SHBG is a glycoprotein synthesized in the liver, which transports and regulates the access of sex steroids to their target tissues (33). Levels of SHBG may be influenced by nutrition, sex steroids, thyroid hormones, peptide hormones as insulin, and genetics (34). In vitro data suggest that both androgens and estrogens stimulate SHBG production; however, in vivo androgens appear to suppress SHBG, whereas estrogens are associated with elevated levels. One study investigated the effect of various growth factors on SHBG production in the human hepatoblastoma cell line Hep G2. Hep G2 cell cultures were incubated with IGF-I, epidermal growth factor, and TGF (35). All these growth factors resulted in a significant decrease in SHBG production in cell culture medium. Our study found SHBG to be significantly different between the two study cohorts across the menstrual cycle, with higher concentrations in the PMDD group compared with controls, particularly during the luteal phase. Interestingly, we have also recently found in this same study cohort that IGF-I concentrations are significantly different as well, with lower concentrations in PMDD subjects compared with controls (36). Our clinical observations of an inverse relationship of IGF-I to SHBG concentrations appear to support the work of Plymate et al. (35), in which growth factors such as IGF-I may regulate SHBG. Higher SHBG concentrations as noted in the PMDD group may limit the bioavailability of E2 to the brain, liver, and other tissues, and ultimately affect mood.

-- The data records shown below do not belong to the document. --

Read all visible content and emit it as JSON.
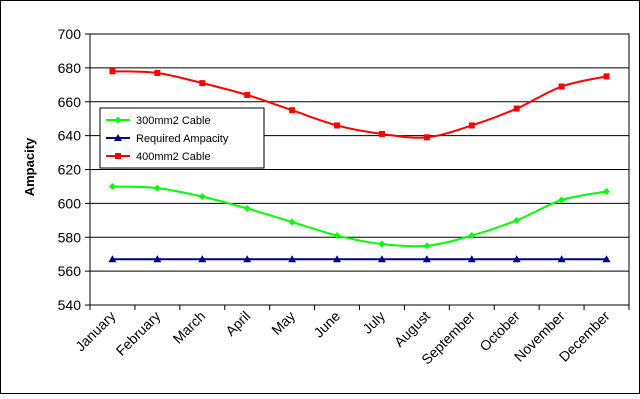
{
  "chart_data": {
    "type": "line",
    "title": "",
    "xlabel": "",
    "ylabel": "Ampacity",
    "ylim": [
      540,
      700
    ],
    "yticks": [
      540,
      560,
      580,
      600,
      620,
      640,
      660,
      680,
      700
    ],
    "grid": true,
    "legend_position": "left",
    "categories": [
      "January",
      "February",
      "March",
      "April",
      "May",
      "June",
      "July",
      "August",
      "September",
      "October",
      "November",
      "December"
    ],
    "series": [
      {
        "name": "300mm2 Cable",
        "color": "#00ff00",
        "marker": "diamond",
        "values": [
          610,
          609,
          604,
          597,
          589,
          581,
          576,
          575,
          581,
          590,
          602,
          607
        ]
      },
      {
        "name": "Required Ampacity",
        "color": "#000080",
        "marker": "triangle",
        "values": [
          567,
          567,
          567,
          567,
          567,
          567,
          567,
          567,
          567,
          567,
          567,
          567
        ]
      },
      {
        "name": "400mm2 Cable",
        "color": "#ff0000",
        "marker": "square",
        "values": [
          678,
          677,
          671,
          664,
          655,
          646,
          641,
          639,
          646,
          656,
          669,
          675
        ]
      }
    ]
  }
}
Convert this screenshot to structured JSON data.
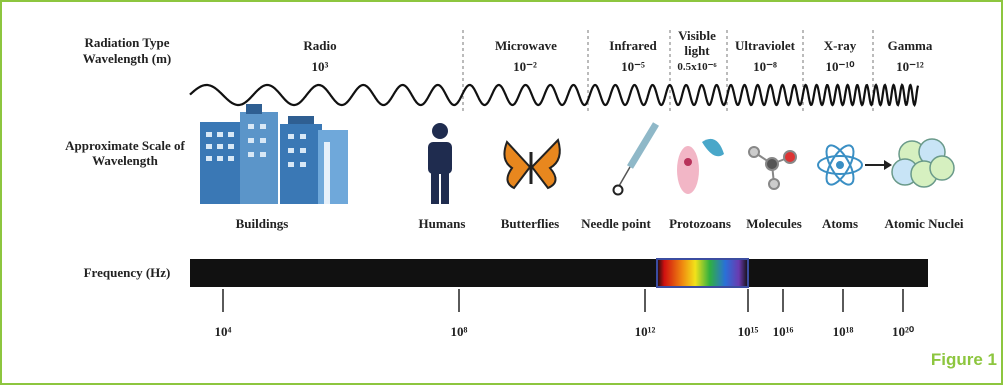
{
  "header": {
    "radiation_type_label": "Radiation Type",
    "wavelength_label": "Wavelength (m)"
  },
  "bands": [
    {
      "name": "Radio",
      "wavelength": "10³"
    },
    {
      "name": "Microwave",
      "wavelength": "10⁻²"
    },
    {
      "name": "Infrared",
      "wavelength": "10⁻⁵"
    },
    {
      "name": "Visible light",
      "wavelength": "0.5x10⁻⁶"
    },
    {
      "name": "Ultraviolet",
      "wavelength": "10⁻⁸"
    },
    {
      "name": "X-ray",
      "wavelength": "10⁻¹⁰"
    },
    {
      "name": "Gamma",
      "wavelength": "10⁻¹²"
    }
  ],
  "scale": {
    "label": "Approximate Scale of Wavelength",
    "objects": [
      "Buildings",
      "Humans",
      "Butterflies",
      "Needle point",
      "Protozoans",
      "Molecules",
      "Atoms",
      "Atomic Nuclei"
    ]
  },
  "frequency": {
    "label": "Frequency (Hz)",
    "ticks": [
      "10⁴",
      "10⁸",
      "10¹²",
      "10¹⁵",
      "10¹⁶",
      "10¹⁸",
      "10²⁰"
    ]
  },
  "figure_label": "Figure 1"
}
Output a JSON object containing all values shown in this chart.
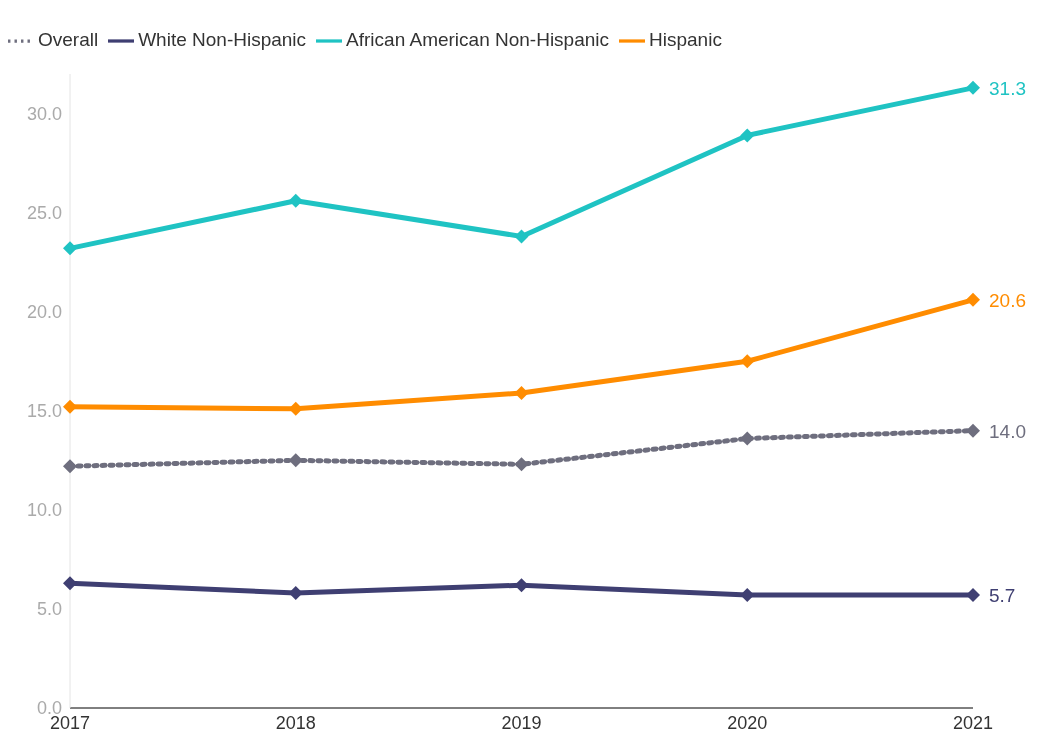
{
  "chart_data": {
    "type": "line",
    "categories": [
      "2017",
      "2018",
      "2019",
      "2020",
      "2021"
    ],
    "series": [
      {
        "name": "Overall",
        "color": "#6e6e7e",
        "line_style": "dotted",
        "values": [
          12.2,
          12.5,
          12.3,
          13.6,
          14.0
        ],
        "value_labels": [
          null,
          null,
          null,
          null,
          "14.0"
        ]
      },
      {
        "name": "White Non-Hispanic",
        "color": "#3f3f72",
        "values": [
          6.3,
          5.8,
          6.2,
          5.7,
          5.7
        ],
        "value_labels": [
          null,
          null,
          null,
          null,
          "5.7"
        ]
      },
      {
        "name": "African American Non-Hispanic",
        "color": "#1fc3c3",
        "values": [
          23.2,
          25.6,
          23.8,
          28.9,
          31.3
        ],
        "value_labels": [
          null,
          null,
          null,
          null,
          "31.3"
        ]
      },
      {
        "name": "Hispanic",
        "color": "#ff8c00",
        "values": [
          15.2,
          15.1,
          15.9,
          17.5,
          20.6
        ],
        "value_labels": [
          null,
          null,
          null,
          null,
          "20.6"
        ]
      }
    ],
    "yticks": [
      {
        "value": 0,
        "label": "0.0"
      },
      {
        "value": 5,
        "label": "5.0"
      },
      {
        "value": 10,
        "label": "10.0"
      },
      {
        "value": 15,
        "label": "15.0"
      },
      {
        "value": 20,
        "label": "20.0"
      },
      {
        "value": 25,
        "label": "25.0"
      },
      {
        "value": 30,
        "label": "30.0"
      }
    ],
    "ylim": [
      0,
      32
    ],
    "legend": "top left",
    "marker": "diamond",
    "line_style": "solid"
  }
}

In this investigation, subjects were limited to Caucasian and Hispanic women. In addition, funding and feasibility constraints limited hormonal sampling to 8 d of the menstrual cycle, and hormonal events may have been missed. Free E2 was calculated and not measured in this study. Although methods used to calculate free E2 have been used in many epidemiological and clinical investigations, calculated E2 is not the same as measured E2.
In conclusion, differences in the concentrations of free E2, percent free E2, and SHBG were demonstrated across the menstrual cycle in women with PMDD compared with asymptomatic controls. The differences in the concentrations of SHBG and free E2 between women with and without luteal phase symptoms may partially elucidate the existing controversy on the connection between ovarian steroid hormones and luteal phase symptoms.
Footnotes
This work was supported by the National Institute of Health-National Institute of Diabetes and Digestive and Kidney Diseases Grant DK57869-03 in conjunction with National Institute of Mental Health and Institute of Women’s Health.
Disclosure Statement: The authors have nothing to disclose.
First Published Online October 23, 2007
Abbreviations: E2, Estradiol; 5-HT2A, 5-hydroxytryptamine; PMDD, premenstrual dysphoric disorder; PMS, premenstrual syndrome.